Architect Meirav Galan designed the “Neve Tzedek Patio House” located in the historic Neve Tzedek neighbourhood of Tel Aviv. The townhouse, of which the extension and preservation was recently completed, was one of the first houses built in the picturesque neighbourhood at the end of the 19th century and was originally built as a one-story house with a flat roof. During the 1930’s, the house was extended and architecturally redesigned, adding a second floor with a tiled roof, a gallery balcony, and exterior stairs.
With the passage of time, the beautiful house suffered from neglect. However, it was recently sold to its new owners, a family of six.
“On my first visit to the house, underneath all the neglect, I could sense the European charm combined with the local Mediterranean scent,” describes Architect Meirav Galan. “I discovered impressive high ceilings, classic European wooden doors and windows, iron detailed balustrades and a beautiful Mediterranean balcony with a Parisian touch. I imagined myself reviving the story and interweaving with my clients’ dreams”.
The architectural design of the townhouse, spanning over a long rectangle lot (8.5m/28.5m), included preservation as required by the municipality law, partial destruction and new additions that extended the built area from 250m2 to 580m2, of which 190m2 were underground (constructed while supporting the preserved parts of the existing house and the neighbors’ houses).

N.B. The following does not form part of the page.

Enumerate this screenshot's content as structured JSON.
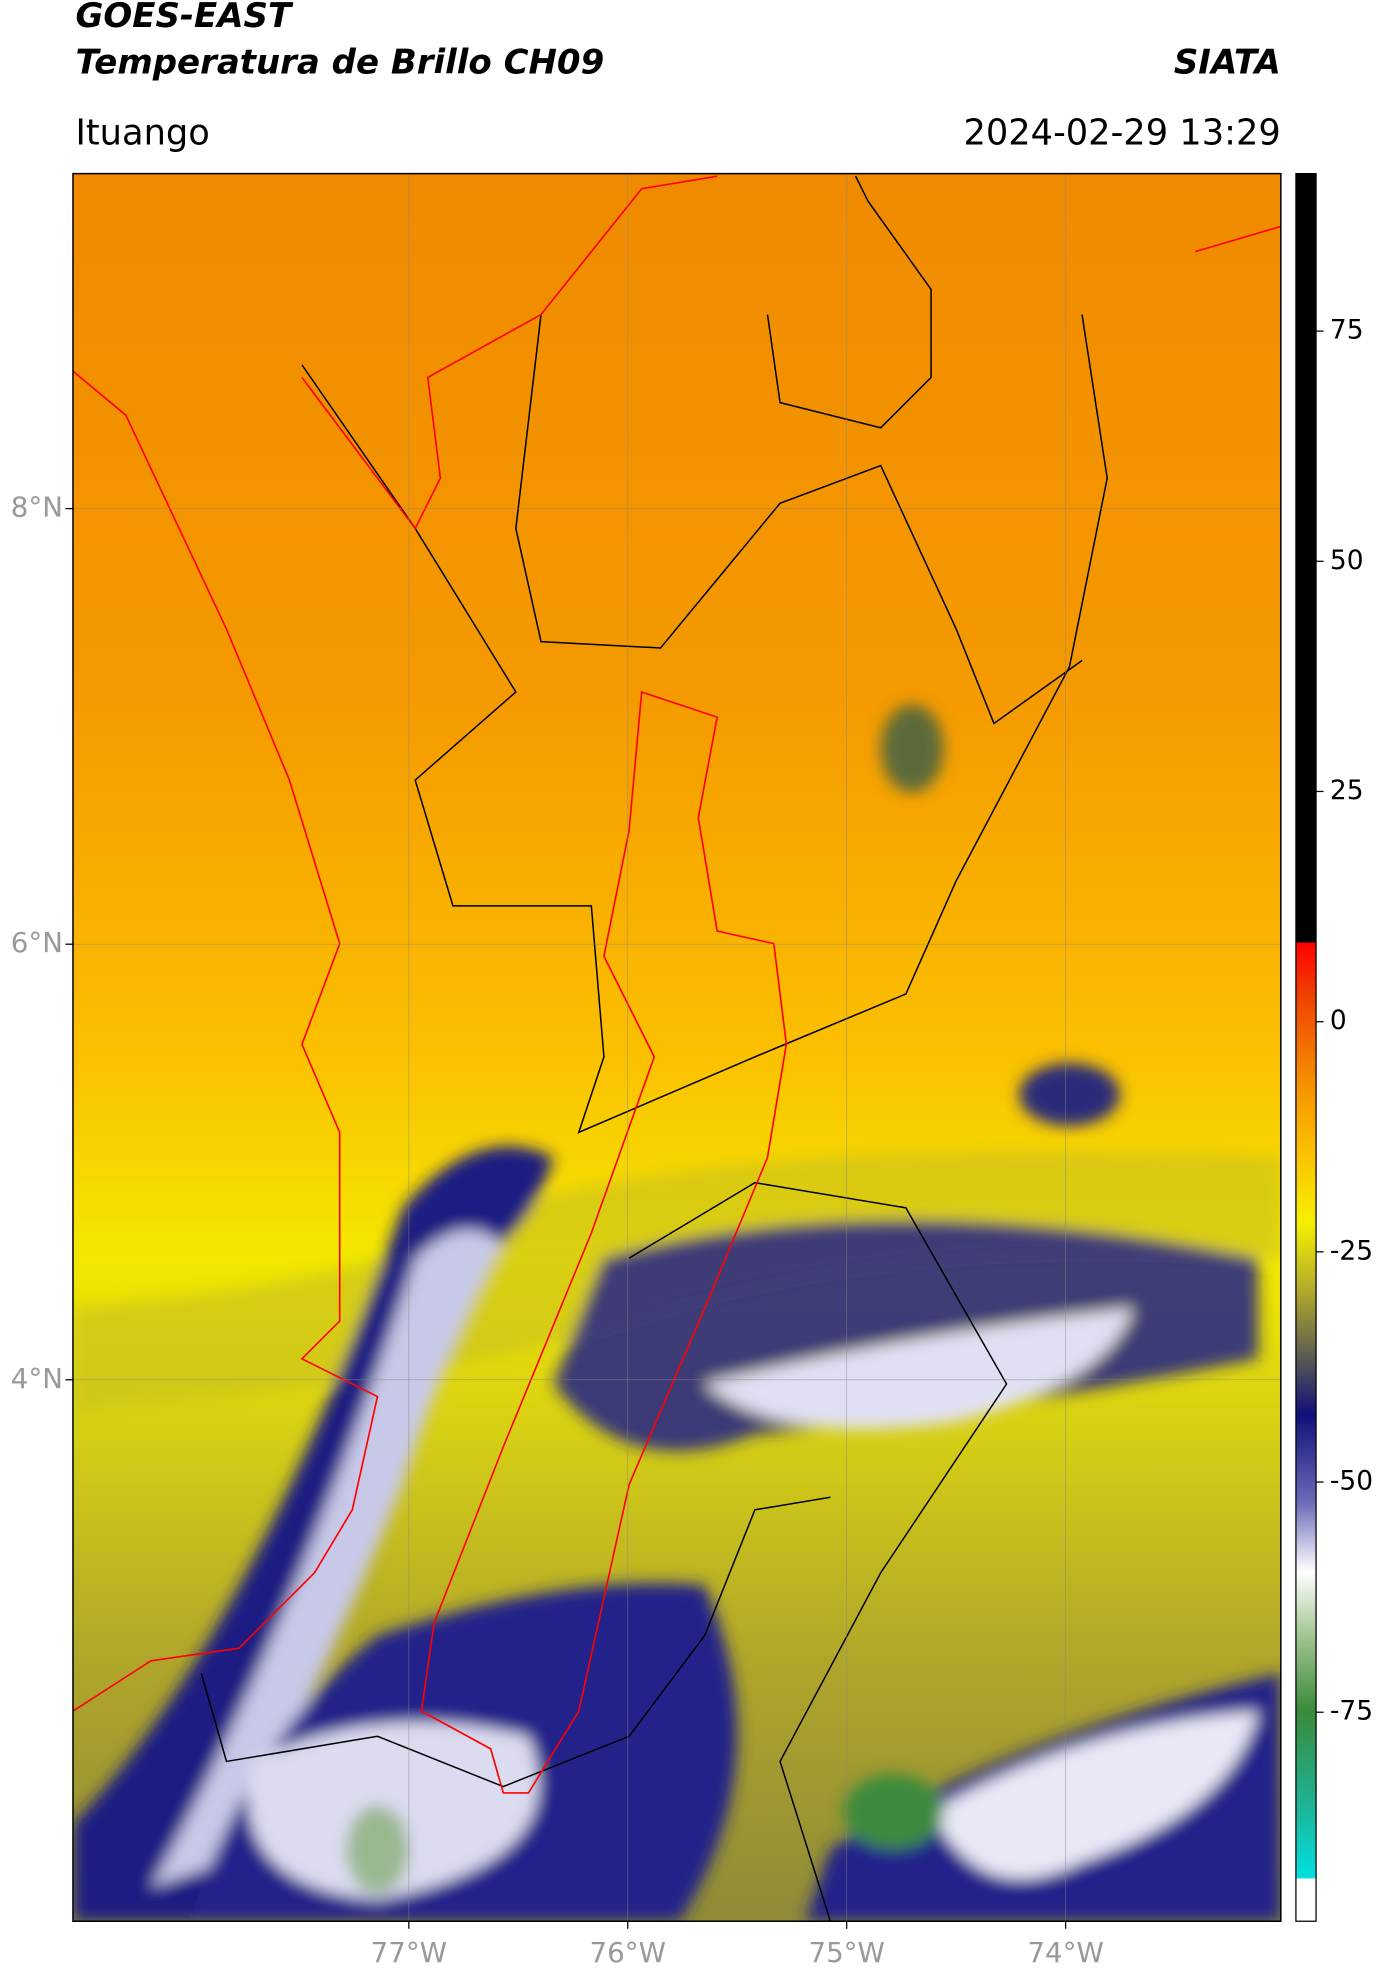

The northern wing of the house included architectural preservation and detail restoration. The existing two floors were preserved as well as the facade’s original openings and unique balcony. The large tower that had held a staircase connecting the two levels was demolished and replaced by a new extension, built and re-designed as if it had always been there. The tiled roof was replaced by a rooftop balcony with a sea-view and plunge pool.
The front yard that had originally been two meters higher than the street was terraced, creating a new level with a welcoming exterior entrance and a service area on the street level as well as a new lowered yard that brings in natural light and air to the basement. A new staircase was designed and built to lead towards the preserved entrance level.
The southern wing was rebuilt and extended to include two new floors lower than the old wing floors due to preservation heights’ limitations, and a tiled roof attic with a balcony. The facade, though new, was designed with details similar to the original northern facade.
A garden patio was designed as the heart of the house between the old wing and the new one, providing extra natural light and functioning as an intimate private outdoor space in the middle of a very dense urban fabric.
While the street facades preserve the aesthetic character of the original house and of the neighbourhood, the patio’s steel framed windows facades were designed as a contrast entity, emphasizing the new architectural design. This, describes Architect Meirav Galan, is “the new chapter added to the old story of this marvellous house”, and we couldn’t agree more.